Quando chega às 23 horas e 55 minutos a neblina continua impedindo qualquer visualização possível, quando ocorre o impensável e inexplicável. Um vento polar fortíssimo dissipa por completo a neblina em apenas 2 minutos! Entre o espanto do inacreditável e o espanto do que surge a nossa frente parece que o tempo passa a andar mais devagar... ninguém acredita no que vê, muitos se emocionam enquanto outros começam a fazer uma contagem regressiva para a meia noite e quando a zero hora é alcançada eis que o sol brilha com toda a sua força e esplendor. Mais uma vez o inimaginável, algo que nem os cartões postais se atreveriam tentar mostrar. Estamos realmente no meio do pólo norte e agora que nos damos conta que estamos em pé no cabo norte um topo de um penhasco gigante que forma o fiorde do norte testemunhando que aqui o sol nunca se põe durante o verão, nunca é noite, o sol continua brilhando sem saber que antes dele a lua não esteve presente. A emoção e a sensação são inimagináveis assim como o frio que também se apodera dos nossos ossos.

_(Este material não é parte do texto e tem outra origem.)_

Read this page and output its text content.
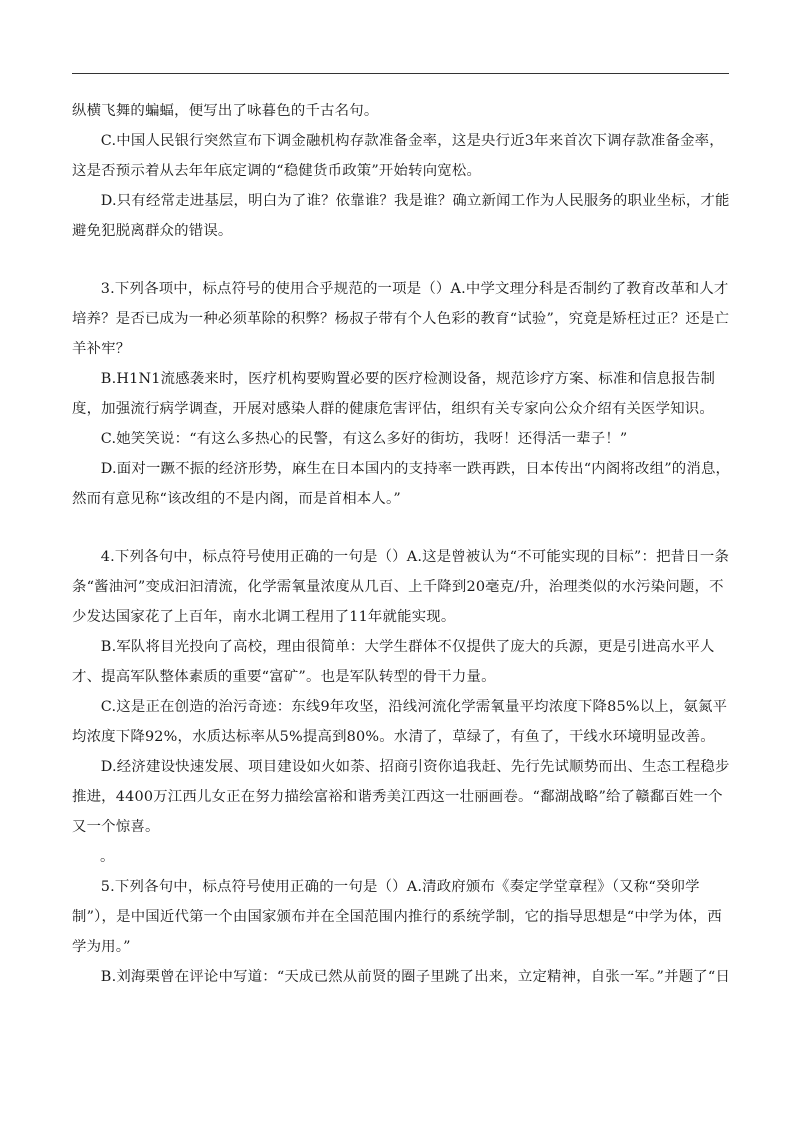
纵横飞舞的蝙蝠，便写出了咏暮色的千古名句。

C.中国人民银行突然宣布下调金融机构存款准备金率，这是央行近3年来首次下调存款准备金率，这是否预示着从去年年底定调的“稳健货币政策”开始转向宽松。

D.只有经常走进基层，明白为了谁？依靠谁？我是谁？确立新闻工作为人民服务的职业坐标，才能避免犯脱离群众的错误。

3.下列各项中，标点符号的使用合乎规范的一项是（）A.中学文理分科是否制约了教育改革和人才培养？是否已成为一种必须革除的积弊？杨叔子带有个人色彩的教育“试验”，究竟是矫枉过正？还是亡羊补牢？

B.H1N1流感袭来时，医疗机构要购置必要的医疗检测设备，规范诊疗方案、标准和信息报告制度，加强流行病学调查，开展对感染人群的健康危害评估，组织有关专家向公众介绍有关医学知识。

C.她笑笑说：“有这么多热心的民警，有这么多好的街坊，我呀！还得活一辈子！”

D.面对一蹶不振的经济形势，麻生在日本国内的支持率一跌再跌，日本传出“内阁将改组”的消息，然而有意见称“该改组的不是内阁，而是首相本人。”

4.下列各句中，标点符号使用正确的一句是（）A.这是曾被认为“不可能实现的目标”：把昔日一条条“酱油河”变成汩汩清流，化学需氧量浓度从几百、上千降到20毫克/升，治理类似的水污染问题，不少发达国家花了上百年，南水北调工程用了11年就能实现。

B.军队将目光投向了高校，理由很简单：大学生群体不仅提供了庞大的兵源，更是引进高水平人才、提高军队整体素质的重要“富矿”。也是军队转型的骨干力量。

C.这是正在创造的治污奇迹：东线9年攻坚，沿线河流化学需氧量平均浓度下降85%以上，氨氮平均浓度下降92%，水质达标率从5%提高到80%。水清了，草绿了，有鱼了，干线水环境明显改善。

D.经济建设快速发展、项目建设如火如荼、招商引资你追我赶、先行先试顺势而出、生态工程稳步推进，4400万江西儿女正在努力描绘富裕和谐秀美江西这一壮丽画卷。“鄱湖战略”给了赣鄱百姓一个又一个惊喜。

。

5.下列各句中，标点符号使用正确的一句是（）A.清政府颁布《奏定学堂章程》（又称“癸卯学制”），是中国近代第一个由国家颁布并在全国范围内推行的系统学制，它的指导思想是“中学为体，西学为用。”

B.刘海栗曾在评论中写道：“天成已然从前贤的圈子里跳了出来，立定精神，自张一军。”并题了“日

Caminhamos em silêncio sem saber o que dizer com aquele sol sobre as nossas cabeças. Vamos ao mirante local pedimos duas doses de hidromel uma aguardente que os vikings bebiam, brindamos a jeito viking a nós, a nossa expedição, aos amigos e familiares ausentes , aos Seres Humanos e principalmente à Natureza. Mais um brinde e decidimos voltar no próximo inverno agora para apreciar o outro lado da natureza do pólo norte, para testemunharmos mais um milagre a aurora boreal.